“IF THESE AMENDMENTS ARE ADOPTED… THEY WILL STAND UPON AS GOOD FOUNDATION AS OTHER PARTS OF THE CONSTITUTION”: MATHEW CAREY’S 1789 AMERICAN MUSEUM, SCARCE VOLUME VI, WITH CONGRESSIONAL DEBATE, LED BY MADISON, ON THE BILL OF RIGHTS
(BILL OF RIGHTS) CAREY, Mathew. The American Museum, Or Repository of Ancient and Modern Fugitive Pieces, &c. Prose and Political. Volume VI. Philadelphia: Mathew Carey, 1789. Thick octavo, original half brown sheep and pale blue-gray boards, uncut. Housed in a custom clamshell box. $5500.
First edition of Volume VI of Carey’s pioneering American Museum, featuring detailed coverage of fierce congressional debate between Madison and other members of Congress in the summer of 1789 over proposed amendments to the Bill of Rights, with list of Subscribers Names including Washington, Madison, Jefferson, Franklin and other founding fathers, rare in original boards.

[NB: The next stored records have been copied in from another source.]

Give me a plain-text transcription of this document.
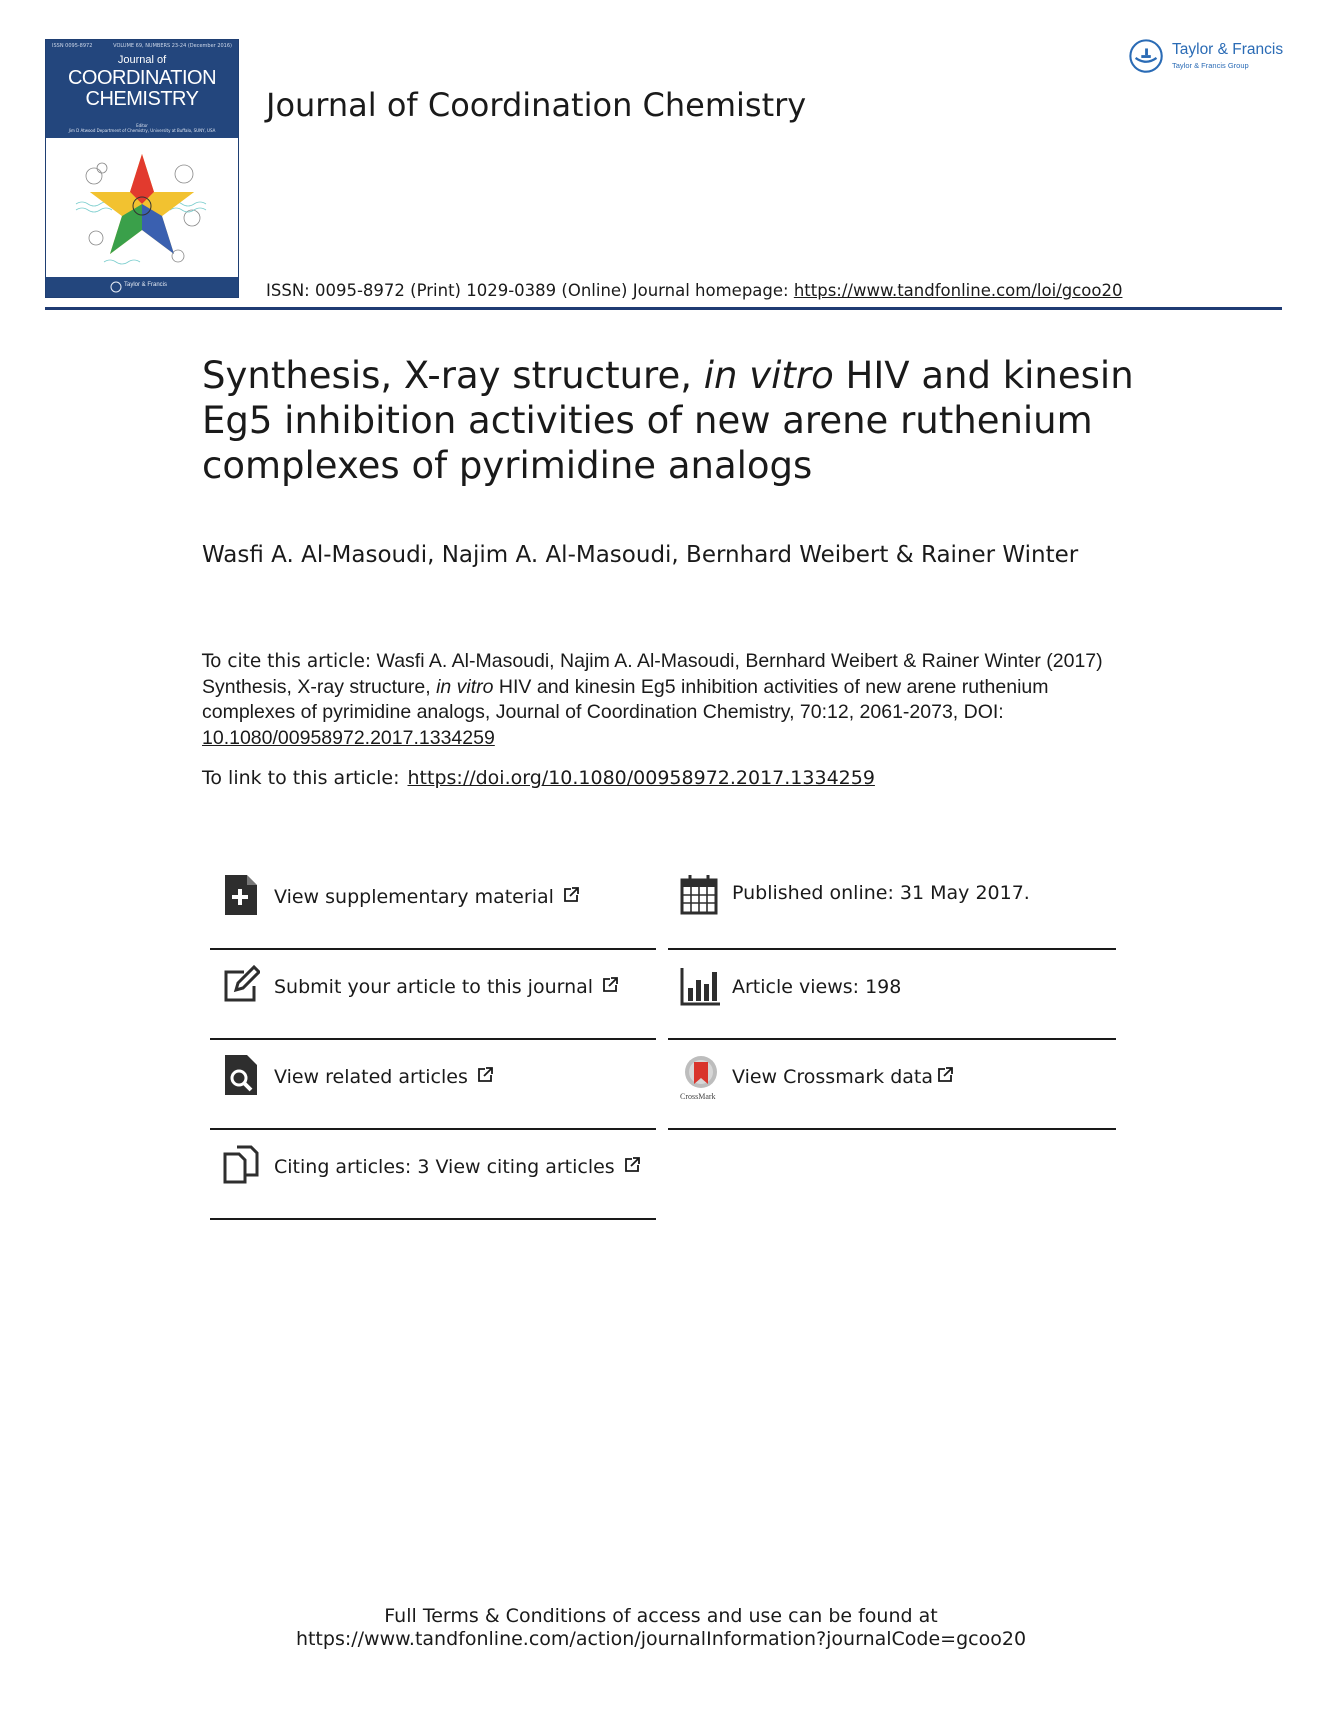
ISSN 0095-8972	VOLUME 69, NUMBERS 23-24 (December 2016)
Journal of
COORDINATION
CHEMISTRY
Editor
Jim D Atwood Department of Chemistry, University at Buffalo, SUNY, USA
Taylor & Francis
Journal of Coordination Chemistry
ISSN: 0095-8972 (Print) 1029-0389 (Online) Journal homepage: https://www.tandfonline.com/loi/gcoo20
Taylor & Francis
Taylor & Francis Group
Synthesis, X-ray structure, in vitro HIV and kinesin Eg5 inhibition activities of new arene ruthenium complexes of pyrimidine analogs
Wasfi A. Al-Masoudi, Najim A. Al-Masoudi, Bernhard Weibert & Rainer Winter
To cite this article: Wasfi A. Al-Masoudi, Najim A. Al-Masoudi, Bernhard Weibert & Rainer Winter (2017) Synthesis, X-ray structure, in vitro HIV and kinesin Eg5 inhibition activities of new arene ruthenium complexes of pyrimidine analogs, Journal of Coordination Chemistry, 70:12, 2061-2073, DOI: 10.1080/00958972.2017.1334259
To link to this article: https://doi.org/10.1080/00958972.2017.1334259
View supplementary material
Submit your article to this journal
View related articles
Citing articles: 3 View citing articles
Published online: 31 May 2017.
Article views: 198
CrossMark
View Crossmark data
Full Terms & Conditions of access and use can be found at
https://www.tandfonline.com/action/journalInformation?journalCode=gcoo20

As Mathew Carey foresaw, the "good effects" of his American Museum would long "extend beyond the present generation." The Museum was the source of first resort for governmental information, including the proceedings of Congress, activities of cabinet departments, texts of state constitutions, major treaties and international developments. In addition to all these features, this scarce 1789 volume contains an extensive section on the Proceedings of Congress that is appended to the December issue. This contains reports of its daily proceedings, including extensive reporting on debates over the proposed amendments to the Constitution that would ultimately constitute America's Bill of Rights. Madison, encouraged by Jefferson, had presented eight initial amendments to Congress on June 8, 1789. As is carefully detailed herein, throughout August, Madison faced an uphill battle as his colleagues fiercely debated and revised these and other proposed amendments on the floor of the House. They were redrafted as 17 proposed amendments, then reduced to the twelve that were passed by Congress and submitted to the states on September 25. Though the importance of the Bill of Rights can scarcely be overstated, most of the framers of the Constitution thought such a measure unnecessary. "Without Madison's doggedness, in fact, the Bill of Rights that modern Americans venerate would never have become part of the constitutional system" (Burstein & Isenberg, 196). As this important Volume VI of the American Museum makes clear, this was a "magazine of great excellencies," whose "contributors were many of the most eminent writers of that day" (Evans 20195). Regularly featured in its pages were the writings of figures such as George Washington, Benjamin Franklin, Thomas Jefferson, Alexander Hamilton, Thomas Paine, John Jay, David Rittenhouse, Benjamin West, Noah Webster and Benjamin Rush. Washington himself claimed that "a more useful literary plan had never been undertaken in America" (Sabin VI:145). The American Museum "shares with The Columbian Magazine the honor of being the first successful American magazine" (Mott, 100). With list of Subscriber's Names that includes over 1200 figures—a virtual Who's Who of the fledgling nation—including Washington, Madison, Franklin, Jefferson and others. Evans 21650. Sabin 1162. See ESTC P5392. Small bit of early inked notations to front board.
Interior remarkably clean, one leaf of subscriber's list with expert paper repair affecting text but not readability (pg. 8/9), inner hinges expertly reinforced. An exceptional copy in original boards of this rare and important work.